Emmanuel Marot, Directeur de la Maison des Sancerre
et directeur de course du Trail de Sancerre
Moi, j’ai 12 ans, et, quand je serai grand, je veux être trailer ET vigneron !
Et à Sancerre, j’ai de l’or sous les pieds pour ça !
Quand j’étais tout petiot déjà, je suivais mon père dans les vignes en pente, vers les Monts Damnés ou vers le Clos du Roc. Il m’a appris à tailler, à ébourgeonner, à relever ; il m’a appris à composer avec la nature sans (trop) se plaindre ; il m’a appris que rien n’était gagné avant que le raisin ne soit rentré dans la cuve ; il m’a enseigné la patience, l’obstination, la culture de l’effort ; il m’a montré qu’il ne fallait pas lâcher, qu’on pouvait glisser sur du silex mais que c’était pas un échec, juste une étape ; il me disait d’aimer le sol, le sous-sol, les ceps et les gens. Et il me disait de grimper tout en haut des pentes et de regarder au loin, « Pour être visionnaire ! » qu’il me disait, pour voir le monde, et revenir sur le piton pour accomplir mes rêves.
J’ai grimpé le Grand Chemarin, je suis monté à la Côte d’Amigny, et j’ai vu la plaine du sud derrière les nappes de brouillard. C’est beau !… mais c’est plat… Alors, j’ai tourné la tête vers mon piton… ça me fout le vertige à chaque fois… et je me suis lancé !

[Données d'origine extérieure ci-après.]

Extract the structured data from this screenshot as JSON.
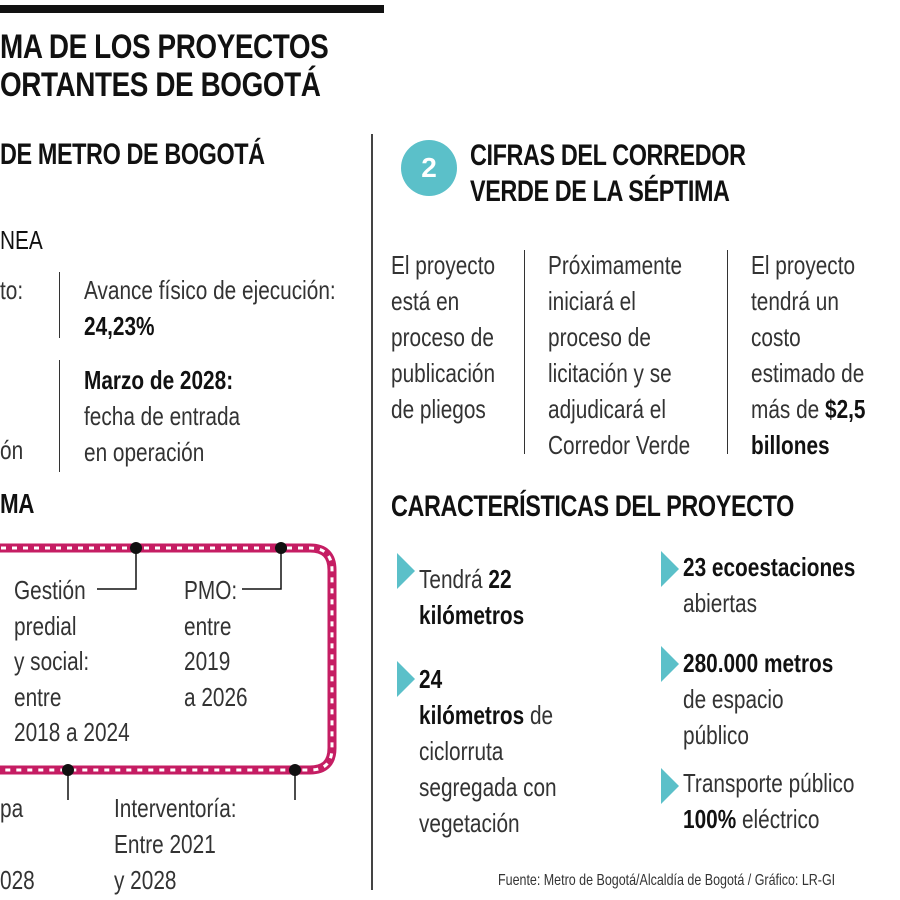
{
  "header": {
    "title_line1": "MA DE LOS PROYECTOS",
    "title_line2": "ORTANTES DE BOGOTÁ"
  },
  "left": {
    "section_title": "DE METRO DE BOGOTÁ",
    "subhead1": "NEA",
    "frag_to": "to:",
    "frag_on": "ón",
    "avance_label": "Avance físico de ejecución:",
    "avance_value": "24,23%",
    "marzo_bold": "Marzo de 2028:",
    "marzo_line1": "fecha de entrada",
    "marzo_line2": "en operación",
    "subhead2": "MA",
    "gestion": [
      "Gestión",
      "predial",
      "y social:",
      "entre",
      "2018 a 2024"
    ],
    "pmo": [
      "PMO:",
      "entre",
      "2019",
      "a 2026"
    ],
    "pa": "pa",
    "year_028": "028",
    "interventoria": [
      "Interventoría:",
      "Entre 2021",
      "y 2028"
    ]
  },
  "right": {
    "badge_number": "2",
    "section_title_line1": "CIFRAS DEL CORREDOR",
    "section_title_line2": "VERDE DE LA SÉPTIMA",
    "col1": [
      "El proyecto",
      "está en",
      "proceso de",
      "publicación",
      "de pliegos"
    ],
    "col2": [
      "Próximamente",
      "iniciará el",
      "proceso de",
      "licitación y se",
      "adjudicará el",
      "Corredor Verde"
    ],
    "col3_lines": [
      "El proyecto",
      "tendrá un",
      "costo",
      "estimado de"
    ],
    "col3_pre": "más de ",
    "col3_bold1": "$2,5",
    "col3_bold2": "billones",
    "characteristics_title": "CARACTERÍSTICAS DEL PROYECTO",
    "items": {
      "km22_pre": "Tendrá ",
      "km22_num": "22",
      "km22_bold2": "kilómetros",
      "km24_num": "24",
      "km24_bold": "kilómetros",
      "km24_rest": " de",
      "km24_l3": "ciclorruta",
      "km24_l4": "segregada con",
      "km24_l5": "vegetación",
      "eco_bold": "23 ecoestaciones",
      "eco_rest": "abiertas",
      "esp_bold": "280.000 metros",
      "esp_l2": "de espacio",
      "esp_l3": "público",
      "tra_l1": "Transporte público",
      "tra_bold": "100%",
      "tra_rest": " eléctrico"
    },
    "source": "Fuente: Metro de Bogotá/Alcaldía de Bogotá / Gráfico: LR-GI"
  },
  "colors": {
    "accent_teal": "#5bc0c9",
    "metro_magenta": "#c51d63",
    "text_dark": "#111111"
  }
}
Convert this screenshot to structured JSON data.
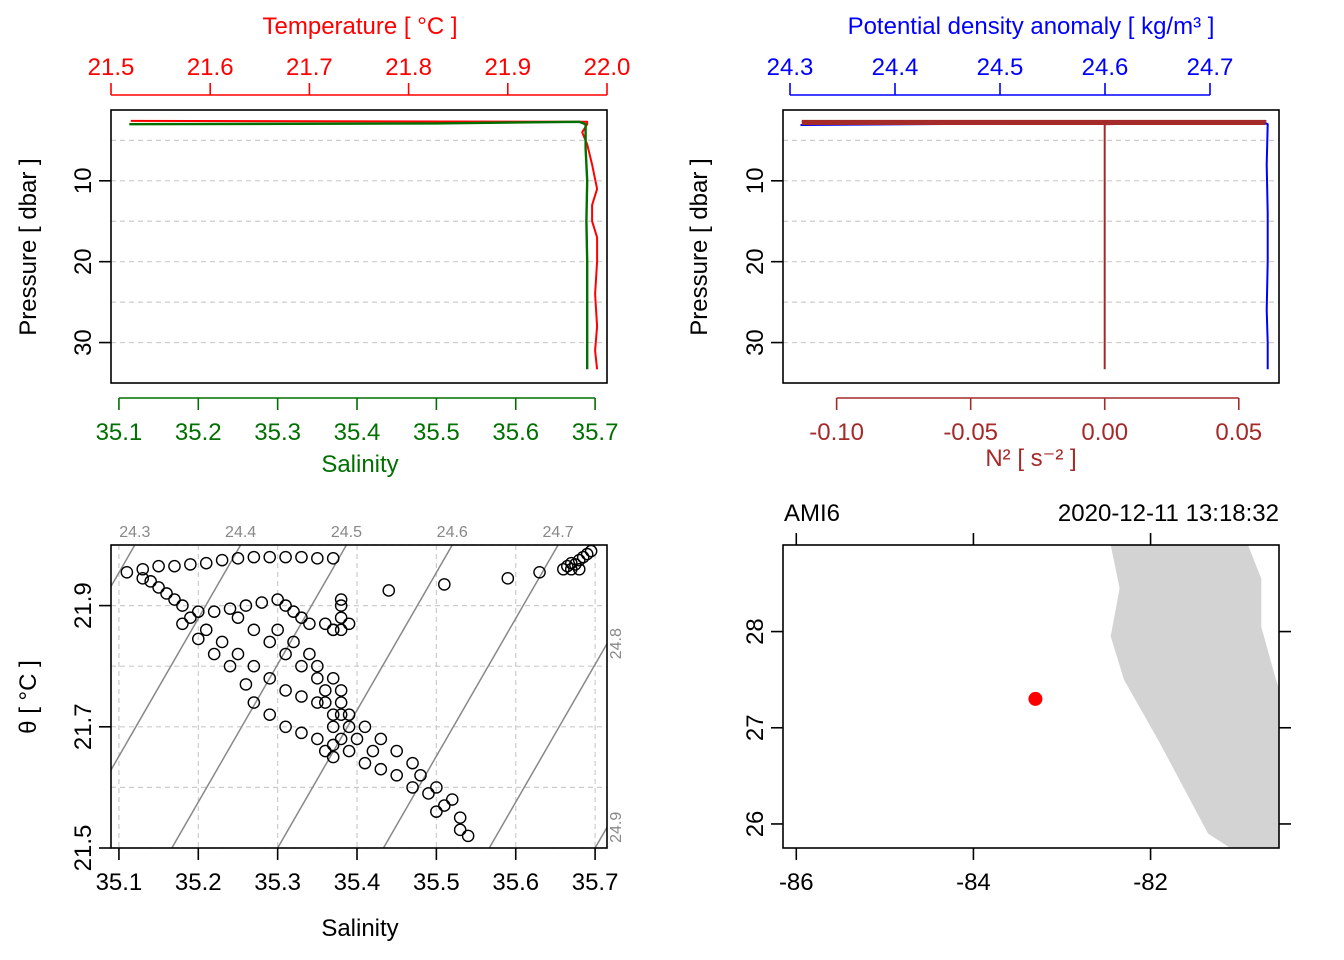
{
  "colors": {
    "temperature": "#ff0000",
    "salinity": "#007000",
    "density": "#0000ff",
    "n2": "#a52a2a",
    "coast": "#d3d3d3",
    "station": "#ff0000",
    "isopycnal": "#888888"
  },
  "panels": {
    "ts_profile": {
      "top_axis_title": "Temperature [ °C ]",
      "top_ticks": [
        "21.5",
        "21.6",
        "21.7",
        "21.8",
        "21.9",
        "22.0"
      ],
      "left_axis_title": "Pressure [ dbar ]",
      "left_ticks": [
        "10",
        "20",
        "30"
      ],
      "bottom_ticks": [
        "35.1",
        "35.2",
        "35.3",
        "35.4",
        "35.5",
        "35.6",
        "35.7"
      ],
      "bottom_axis_title": "Salinity"
    },
    "density_profile": {
      "top_axis_title": "Potential density anomaly [ kg/m³ ]",
      "top_ticks": [
        "24.3",
        "24.4",
        "24.5",
        "24.6",
        "24.7"
      ],
      "left_axis_title": "Pressure [ dbar ]",
      "left_ticks": [
        "10",
        "20",
        "30"
      ],
      "bottom_ticks": [
        "-0.10",
        "-0.05",
        "0.00",
        "0.05"
      ],
      "bottom_axis_title": "N² [ s⁻² ]"
    },
    "ts_diagram": {
      "left_axis_title": "θ [ °C ]",
      "left_ticks": [
        "21.5",
        "21.7",
        "21.9"
      ],
      "bottom_ticks": [
        "35.1",
        "35.2",
        "35.3",
        "35.4",
        "35.5",
        "35.6",
        "35.7"
      ],
      "bottom_axis_title": "Salinity",
      "isopycnal_labels_top": [
        "24.3",
        "24.4",
        "24.5",
        "24.6",
        "24.7"
      ],
      "isopycnal_labels_right": [
        "24.8",
        "24.9"
      ]
    },
    "map": {
      "station_name": "AMI6",
      "datetime": "2020-12-11 13:18:32",
      "left_ticks": [
        "26",
        "27",
        "28"
      ],
      "bottom_ticks": [
        "-86",
        "-84",
        "-82"
      ]
    }
  },
  "chart_data": [
    {
      "type": "line",
      "panel": "ts_profile",
      "x_axis_bottom": {
        "label": "Salinity",
        "range": [
          35.09,
          35.715
        ]
      },
      "x_axis_top": {
        "label": "Temperature [ °C ]",
        "range": [
          21.5,
          22.0
        ]
      },
      "y_axis": {
        "label": "Pressure [ dbar ]",
        "range": [
          35,
          1
        ],
        "reversed": true
      },
      "grid": true,
      "series": [
        {
          "name": "Temperature",
          "axis": "top",
          "points": [
            [
              21.52,
              2.6
            ],
            [
              21.98,
              2.7
            ],
            [
              21.98,
              3.0
            ],
            [
              21.975,
              4.0
            ],
            [
              21.98,
              5.5
            ],
            [
              21.985,
              8.0
            ],
            [
              21.99,
              11.0
            ],
            [
              21.985,
              13.0
            ],
            [
              21.985,
              15.0
            ],
            [
              21.99,
              17.0
            ],
            [
              21.99,
              20.0
            ],
            [
              21.988,
              24.0
            ],
            [
              21.99,
              28.0
            ],
            [
              21.988,
              31.0
            ],
            [
              21.99,
              33.3
            ]
          ]
        },
        {
          "name": "Salinity",
          "axis": "bottom",
          "points": [
            [
              35.113,
              3.0
            ],
            [
              35.5,
              2.9
            ],
            [
              35.68,
              2.7
            ],
            [
              35.688,
              3.0
            ],
            [
              35.688,
              6.0
            ],
            [
              35.69,
              10.0
            ],
            [
              35.689,
              15.0
            ],
            [
              35.69,
              20.0
            ],
            [
              35.69,
              25.0
            ],
            [
              35.69,
              30.0
            ],
            [
              35.69,
              33.3
            ]
          ]
        }
      ]
    },
    {
      "type": "line",
      "panel": "density_profile",
      "x_axis_bottom": {
        "label": "N² [ s⁻² ]",
        "range": [
          -0.12,
          0.065
        ]
      },
      "x_axis_top": {
        "label": "Potential density anomaly [ kg/m³ ]",
        "range": [
          24.3,
          24.76
        ]
      },
      "y_axis": {
        "label": "Pressure [ dbar ]",
        "range": [
          35,
          1
        ],
        "reversed": true
      },
      "grid": true,
      "series": [
        {
          "name": "N²",
          "axis": "bottom",
          "points": [
            [
              -0.113,
              2.6
            ],
            [
              0.06,
              2.6
            ],
            [
              0.0,
              3.0
            ],
            [
              0.0,
              3.8
            ],
            [
              0.0,
              10.0
            ],
            [
              0.0,
              20.0
            ],
            [
              0.0,
              30.0
            ],
            [
              0.0,
              33.3
            ]
          ]
        },
        {
          "name": "Potential density anomaly",
          "axis": "top",
          "points": [
            [
              24.31,
              3.1
            ],
            [
              24.75,
              2.7
            ],
            [
              24.755,
              3.0
            ],
            [
              24.754,
              8.0
            ],
            [
              24.755,
              14.0
            ],
            [
              24.755,
              20.0
            ],
            [
              24.754,
              26.0
            ],
            [
              24.755,
              30.0
            ],
            [
              24.755,
              33.3
            ]
          ]
        }
      ]
    },
    {
      "type": "scatter",
      "panel": "ts_diagram",
      "x_axis": {
        "label": "Salinity",
        "range": [
          35.09,
          35.715
        ]
      },
      "y_axis": {
        "label": "θ [ °C ]",
        "range": [
          21.5,
          22.0
        ]
      },
      "grid": true,
      "isopycnals": [
        24.3,
        24.4,
        24.5,
        24.6,
        24.7,
        24.8,
        24.9
      ],
      "points": [
        [
          35.11,
          21.955
        ],
        [
          35.13,
          21.96
        ],
        [
          35.15,
          21.965
        ],
        [
          35.17,
          21.965
        ],
        [
          35.19,
          21.968
        ],
        [
          35.21,
          21.97
        ],
        [
          35.23,
          21.975
        ],
        [
          35.25,
          21.978
        ],
        [
          35.27,
          21.98
        ],
        [
          35.29,
          21.98
        ],
        [
          35.31,
          21.98
        ],
        [
          35.33,
          21.98
        ],
        [
          35.35,
          21.978
        ],
        [
          35.37,
          21.978
        ],
        [
          35.13,
          21.945
        ],
        [
          35.15,
          21.93
        ],
        [
          35.16,
          21.92
        ],
        [
          35.18,
          21.9
        ],
        [
          35.2,
          21.89
        ],
        [
          35.22,
          21.89
        ],
        [
          35.24,
          21.895
        ],
        [
          35.26,
          21.9
        ],
        [
          35.28,
          21.905
        ],
        [
          35.3,
          21.91
        ],
        [
          35.31,
          21.9
        ],
        [
          35.32,
          21.89
        ],
        [
          35.33,
          21.88
        ],
        [
          35.34,
          21.87
        ],
        [
          35.36,
          21.87
        ],
        [
          35.37,
          21.86
        ],
        [
          35.38,
          21.86
        ],
        [
          35.14,
          21.94
        ],
        [
          35.17,
          21.91
        ],
        [
          35.19,
          21.88
        ],
        [
          35.21,
          21.86
        ],
        [
          35.23,
          21.84
        ],
        [
          35.25,
          21.82
        ],
        [
          35.27,
          21.8
        ],
        [
          35.29,
          21.78
        ],
        [
          35.31,
          21.76
        ],
        [
          35.33,
          21.75
        ],
        [
          35.35,
          21.74
        ],
        [
          35.37,
          21.72
        ],
        [
          35.39,
          21.7
        ],
        [
          35.4,
          21.68
        ],
        [
          35.42,
          21.66
        ],
        [
          35.18,
          21.87
        ],
        [
          35.2,
          21.845
        ],
        [
          35.22,
          21.82
        ],
        [
          35.24,
          21.8
        ],
        [
          35.26,
          21.77
        ],
        [
          35.27,
          21.74
        ],
        [
          35.29,
          21.72
        ],
        [
          35.31,
          21.7
        ],
        [
          35.33,
          21.69
        ],
        [
          35.35,
          21.68
        ],
        [
          35.37,
          21.67
        ],
        [
          35.39,
          21.66
        ],
        [
          35.41,
          21.64
        ],
        [
          35.43,
          21.63
        ],
        [
          35.45,
          21.62
        ],
        [
          35.47,
          21.6
        ],
        [
          35.49,
          21.59
        ],
        [
          35.51,
          21.57
        ],
        [
          35.53,
          21.55
        ],
        [
          35.54,
          21.52
        ],
        [
          35.25,
          21.88
        ],
        [
          35.27,
          21.86
        ],
        [
          35.29,
          21.84
        ],
        [
          35.31,
          21.82
        ],
        [
          35.33,
          21.8
        ],
        [
          35.35,
          21.78
        ],
        [
          35.36,
          21.76
        ],
        [
          35.38,
          21.74
        ],
        [
          35.39,
          21.72
        ],
        [
          35.41,
          21.7
        ],
        [
          35.43,
          21.68
        ],
        [
          35.45,
          21.66
        ],
        [
          35.47,
          21.64
        ],
        [
          35.48,
          21.62
        ],
        [
          35.5,
          21.6
        ],
        [
          35.52,
          21.58
        ],
        [
          35.5,
          21.56
        ],
        [
          35.53,
          21.53
        ],
        [
          35.3,
          21.86
        ],
        [
          35.32,
          21.84
        ],
        [
          35.34,
          21.82
        ],
        [
          35.35,
          21.8
        ],
        [
          35.37,
          21.78
        ],
        [
          35.38,
          21.76
        ],
        [
          35.36,
          21.74
        ],
        [
          35.38,
          21.72
        ],
        [
          35.37,
          21.7
        ],
        [
          35.38,
          21.68
        ],
        [
          35.36,
          21.66
        ],
        [
          35.37,
          21.65
        ],
        [
          35.38,
          21.9
        ],
        [
          35.38,
          21.88
        ],
        [
          35.37,
          21.86
        ],
        [
          35.39,
          21.87
        ],
        [
          35.38,
          21.91
        ],
        [
          35.44,
          21.925
        ],
        [
          35.51,
          21.935
        ],
        [
          35.59,
          21.945
        ],
        [
          35.63,
          21.955
        ],
        [
          35.66,
          21.96
        ],
        [
          35.665,
          21.965
        ],
        [
          35.67,
          21.97
        ],
        [
          35.675,
          21.968
        ],
        [
          35.68,
          21.975
        ],
        [
          35.685,
          21.98
        ],
        [
          35.69,
          21.985
        ],
        [
          35.695,
          21.99
        ],
        [
          35.67,
          21.96
        ],
        [
          35.68,
          21.96
        ]
      ]
    },
    {
      "type": "scatter",
      "panel": "map",
      "x_axis": {
        "label": "",
        "range": [
          -86.15,
          -80.55
        ]
      },
      "y_axis": {
        "label": "",
        "range": [
          25.75,
          28.9
        ]
      },
      "coastline_polygon": [
        [
          -81.0,
          28.9
        ],
        [
          -81.0,
          28.9
        ],
        [
          -80.9,
          28.9
        ],
        [
          -80.75,
          28.55
        ],
        [
          -80.75,
          28.05
        ],
        [
          -80.6,
          27.55
        ],
        [
          -80.55,
          27.4
        ],
        [
          -80.55,
          25.75
        ],
        [
          -81.1,
          25.75
        ],
        [
          -81.35,
          25.9
        ],
        [
          -81.9,
          26.85
        ],
        [
          -82.3,
          27.5
        ],
        [
          -82.45,
          27.95
        ],
        [
          -82.35,
          28.45
        ],
        [
          -82.45,
          28.9
        ]
      ],
      "points": [
        [
          -83.3,
          27.3
        ]
      ]
    }
  ]
}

J’ai laissé les terres rouges pour dévaler la pente à fond avec les bras dans les feuilles, à taper les poteaux ! Les pieds collent un peu sur les terres blanches, le pied butte parfois sur un calcaire. En bout de rang, j’ai pris la tournière, j’ai traversé la route, et je suis reparti, droit dans le pentu ! « Les mains dans le dos, et le souffle régulier ! ». Les caillottes crissaient sous mes pieds, j’avais les cuissots qui chauffaient mais le cardio était stable. Tout en haut, j’ai joué à redescendre, à remonter, à m’aventurer dans les silex… et forcément, je me suis vautré dans cette salade de cailloux ! « Y’a rien de cassé, si c’est que la carrosserie ! ». Pas un échec, juste une étape… Je me suis relevé, ça pique un peu. Et toujours le piton pour me guider, un phare dans l’océan de vignes. J’y suis retourné. Et je suis arrivé au pied de la butte. Dernière côte, pas la moindre.
Pendant tout ce temps, j’ai vu des gens, plein, qui grouillent dans les vignes, qui s’activent en bord de route, qui m’ont souvent encouragé. Comme ça, gratuitement. Et ça me fait un bien fou, de savoir que derrière leur vin, y’a tant d’humain !
Quand je serai grand, je serai vigneron, trailer ET j’aurai le droit de boire un grand vin dans un petit verre ! Et quand je serai plus vieux que grand, je mettrai peut-être moins les baskets, mais j’accrocherai encore un dossard de temps en temps, juste pour le chemin intérieur, juste parce que j’aimerai encore rêver, toujours.
Un jour de juin, je courrai le Trail de Sancerre, je croiserai les copains vignerons et je repenserai à ce que me disait mon papa : « Tout est là, dans le terroir, dans ta main et dans ton cœur ».